Most of the laid-off teachers were reshuffled into positions vacated by resignations or retirements, said Todd Hess, the district's human resources director.
The few teachers who remain on the "layoff list" have specialized certifications that made it impossible for them to transfer into open positions, he said.
But as of Wednesday, the district was down 75 positions overall from the first day of school last year, said ASD spokeswoman Heidi Embley.
The majority of those jobs were in support departments like maintenance, districtwide administration and IT, said district finance head Mark Foster.
While the number of positions in the district is down, ASD did some hiring, too, using funding from the Legislature to fill 37 new positions in areas the district considers high-priority, including pre-kindergarten and early literacy programs.
It needs to hire more, said Hess. As of Wednesday, 70 positions, mostly in chronically hard-to-staff areas such as special education, still need to be filled, he said.
"Every year there are unfilled teacher spots" on the first day of school, he said. "This year we have a few more than we have in the past."
Thanks to complex reshuffling of staff, students and parents should notice little difference in the overall "level of services" found in schools this year, though some teachers and counselors will likely be at different schools than previous years, Embley said.
There should be no noticeable change in class sizes, though some classes could be bigger in the first few weeks if far more students show up on the first day than expected, Embley said.
For the most part, the district has been able to hold off predicted painful, widespread cuts.
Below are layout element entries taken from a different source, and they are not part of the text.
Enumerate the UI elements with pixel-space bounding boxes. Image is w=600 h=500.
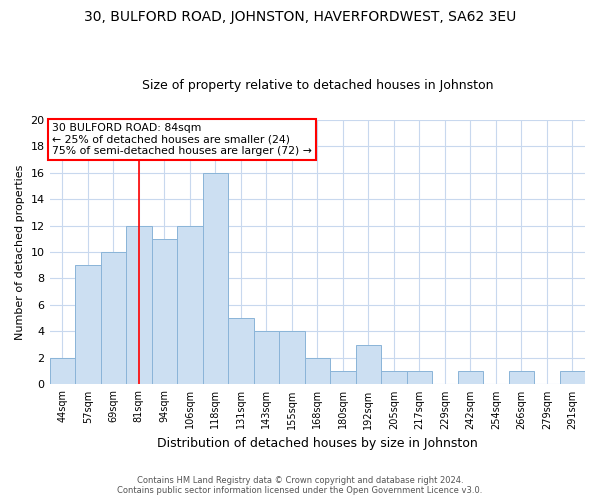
Bar bbox=[305, 358, 330, 384]
Bar bbox=[50, 358, 75, 384]
Bar bbox=[203, 172, 228, 384]
Bar bbox=[126, 226, 152, 384]
Bar bbox=[458, 371, 483, 384]
Bar bbox=[254, 332, 279, 384]
Bar bbox=[356, 344, 381, 385]
Bar bbox=[177, 226, 203, 384]
Text: Contains HM Land Registry data © Crown copyright and database right 2024.
Contai: Contains HM Land Registry data © Crown c… bbox=[118, 476, 482, 495]
Text: 30 BULFORD ROAD: 84sqm
← 25% of detached houses are smaller (24)
75% of semi-det: 30 BULFORD ROAD: 84sqm ← 25% of detached… bbox=[52, 122, 312, 156]
Bar bbox=[228, 318, 254, 384]
Title: Size of property relative to detached houses in Johnston: Size of property relative to detached ho… bbox=[142, 79, 493, 92]
Bar bbox=[330, 371, 356, 384]
Bar bbox=[381, 371, 407, 384]
Bar bbox=[509, 371, 534, 384]
Bar bbox=[152, 238, 177, 384]
Bar bbox=[101, 252, 126, 384]
Bar bbox=[75, 265, 101, 384]
Y-axis label: Number of detached properties: Number of detached properties bbox=[15, 164, 25, 340]
Bar bbox=[560, 371, 585, 384]
Text: 30, BULFORD ROAD, JOHNSTON, HAVERFORDWEST, SA62 3EU: 30, BULFORD ROAD, JOHNSTON, HAVERFORDWES… bbox=[84, 10, 516, 24]
Bar bbox=[279, 332, 305, 384]
X-axis label: Distribution of detached houses by size in Johnston: Distribution of detached houses by size … bbox=[157, 437, 478, 450]
Bar bbox=[407, 371, 432, 384]
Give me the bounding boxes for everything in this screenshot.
But it has cut 200 teaching positions over the past few years, Hess said. That doesn't include the support positions cut.
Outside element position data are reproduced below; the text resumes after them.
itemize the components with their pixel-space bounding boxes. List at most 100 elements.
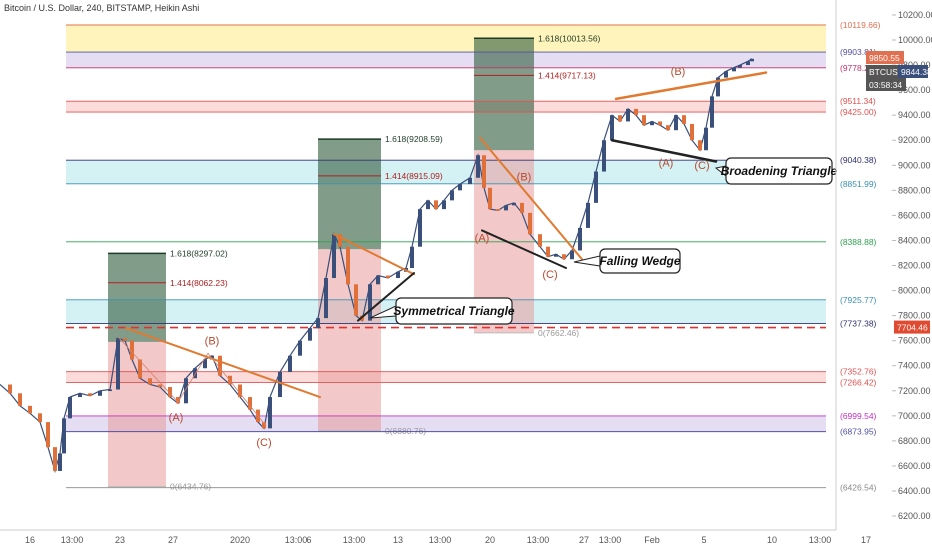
candle-17 bbox=[138, 359, 142, 379]
price-series bbox=[0, 58, 753, 474]
y-tick-label-9: 8000.00 bbox=[898, 286, 931, 296]
fib-mid-label-2: 1.414(9717.13) bbox=[538, 70, 596, 80]
candle-19 bbox=[158, 384, 162, 388]
level-label-1: (9903.81) bbox=[840, 47, 877, 57]
callout-pointer-1 bbox=[573, 255, 601, 267]
wedge-upper bbox=[479, 136, 583, 261]
current-price-badge: 9844.38 bbox=[901, 67, 932, 77]
band-3 bbox=[66, 160, 826, 184]
candle-91 bbox=[738, 65, 742, 68]
candle-85 bbox=[698, 140, 702, 151]
candle-33 bbox=[278, 371, 282, 398]
candle-46 bbox=[386, 275, 390, 279]
level-label-14: (6426.54) bbox=[840, 483, 877, 493]
y-tick-label-5: 7200.00 bbox=[898, 386, 931, 396]
level-label-7: (8388.88) bbox=[840, 237, 877, 247]
wave-label-2: (C) bbox=[256, 437, 271, 449]
x-tick-label-0: 16 bbox=[25, 535, 35, 545]
x-tick-label-3: 27 bbox=[168, 535, 178, 545]
y-tick-label-20: 10200.00 bbox=[898, 10, 932, 20]
callout-box-0 bbox=[395, 297, 513, 325]
candle-36 bbox=[308, 328, 312, 341]
wave-label-6: (A) bbox=[659, 158, 674, 170]
fib-bottom-label-0: 0(6434.76) bbox=[170, 482, 211, 492]
level-label-11: (7266.42) bbox=[840, 377, 877, 387]
candle-2 bbox=[18, 393, 22, 406]
wave-label-3: (A) bbox=[475, 233, 490, 245]
fib-bottom-label-1: 0(6880.76) bbox=[385, 426, 426, 436]
y-tick-label-0: 6200.00 bbox=[898, 511, 931, 521]
candle-5 bbox=[46, 422, 50, 448]
candle-6 bbox=[53, 447, 57, 471]
wave-line-1a bbox=[117, 336, 179, 403]
band-5 bbox=[66, 371, 826, 383]
candle-63 bbox=[520, 202, 524, 213]
fib-box-upper-0 bbox=[108, 253, 166, 342]
candle-45 bbox=[376, 275, 380, 285]
x-tick-label-14: Feb bbox=[644, 535, 660, 545]
y-tick-label-4: 7000.00 bbox=[898, 411, 931, 421]
level-label-4: (9425.00) bbox=[840, 107, 877, 117]
sym-triangle-upper bbox=[333, 233, 415, 276]
candle-71 bbox=[586, 202, 590, 228]
last-price-badge-bg bbox=[866, 51, 904, 64]
y-tick-label-15: 9200.00 bbox=[898, 135, 931, 145]
level-label-5: (9040.38) bbox=[840, 155, 877, 165]
candle-14 bbox=[116, 338, 120, 390]
level-label-13: (6873.95) bbox=[840, 427, 877, 437]
callout-box-1 bbox=[599, 248, 681, 274]
level-label-10: (7352.76) bbox=[840, 367, 877, 377]
candle-53 bbox=[442, 200, 446, 210]
candle-9 bbox=[68, 397, 72, 419]
x-tick-label-12: 27 bbox=[579, 535, 589, 545]
candle-39 bbox=[332, 234, 336, 279]
level-label-2: (9778.22) bbox=[840, 63, 877, 73]
y-tick-label-7: 7600.00 bbox=[898, 336, 931, 346]
x-tick-label-5: 13:00 bbox=[285, 535, 308, 545]
band-0 bbox=[66, 25, 826, 53]
candle-40 bbox=[338, 234, 342, 247]
wave-label-5: (C) bbox=[542, 269, 557, 281]
fib-bottom-label-2: 0(7662.46) bbox=[538, 328, 579, 338]
level-label-9: (7737.38) bbox=[840, 318, 877, 328]
level-label-3: (9511.34) bbox=[840, 96, 876, 106]
candle-60 bbox=[496, 209, 500, 211]
candle-18 bbox=[148, 378, 152, 385]
candle-80 bbox=[658, 121, 662, 126]
candle-51 bbox=[426, 200, 430, 210]
wave-label-8: (C) bbox=[694, 160, 709, 172]
x-tick-label-10: 20 bbox=[485, 535, 495, 545]
chart-title: Bitcoin / U.S. Dollar, 240, BITSTAMP, He… bbox=[4, 3, 200, 13]
candle-79 bbox=[650, 121, 654, 126]
candle-84 bbox=[690, 123, 694, 141]
y-tick-label-13: 8800.00 bbox=[898, 185, 931, 195]
candle-66 bbox=[546, 246, 550, 257]
candle-42 bbox=[354, 284, 358, 316]
candle-74 bbox=[610, 115, 614, 141]
candle-16 bbox=[130, 340, 134, 360]
y-tick-label-19: 10000.00 bbox=[898, 35, 932, 45]
candle-28 bbox=[238, 384, 242, 398]
wave-line-1c bbox=[207, 352, 267, 427]
x-tick-label-17: 13:00 bbox=[809, 535, 832, 545]
candle-26 bbox=[218, 355, 222, 376]
ticker-badge: BTCUSD bbox=[869, 67, 904, 77]
trend-line-1 bbox=[125, 327, 321, 399]
wave-line-1b bbox=[177, 352, 209, 403]
candle-76 bbox=[626, 108, 630, 122]
candle-92 bbox=[746, 61, 750, 66]
y-tick-label-8: 7800.00 bbox=[898, 311, 931, 321]
candle-58 bbox=[482, 155, 486, 188]
candle-90 bbox=[732, 67, 736, 72]
callout-label-2: Broadening Triangle bbox=[721, 164, 838, 178]
y-tick-label-6: 7400.00 bbox=[898, 361, 931, 371]
x-tick-label-13: 13:00 bbox=[599, 535, 622, 545]
candle-11 bbox=[88, 393, 92, 396]
level-label-6: (8851.99) bbox=[840, 179, 877, 189]
x-tick-label-9: 13:00 bbox=[429, 535, 452, 545]
callout-label-1: Falling Wedge bbox=[599, 254, 680, 268]
candle-70 bbox=[578, 227, 582, 251]
candle-32 bbox=[268, 397, 272, 429]
x-tick-label-6: 6 bbox=[306, 535, 311, 545]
Similar budget gaps are projected for each of the next several years. The district wants a change to the base student allocation to guarantee recurring funding, Embley said.
If nothing changes, a long-deferred reckoning that will be felt in classrooms is inevitable, she said.
"We have a 75-position reduction on top of hundreds of positions lost last year and we're looking at similar reductions in the future," Embley said. "Is it painful? Yes. Are we trying to make the least amount of impact to students? Absolutely."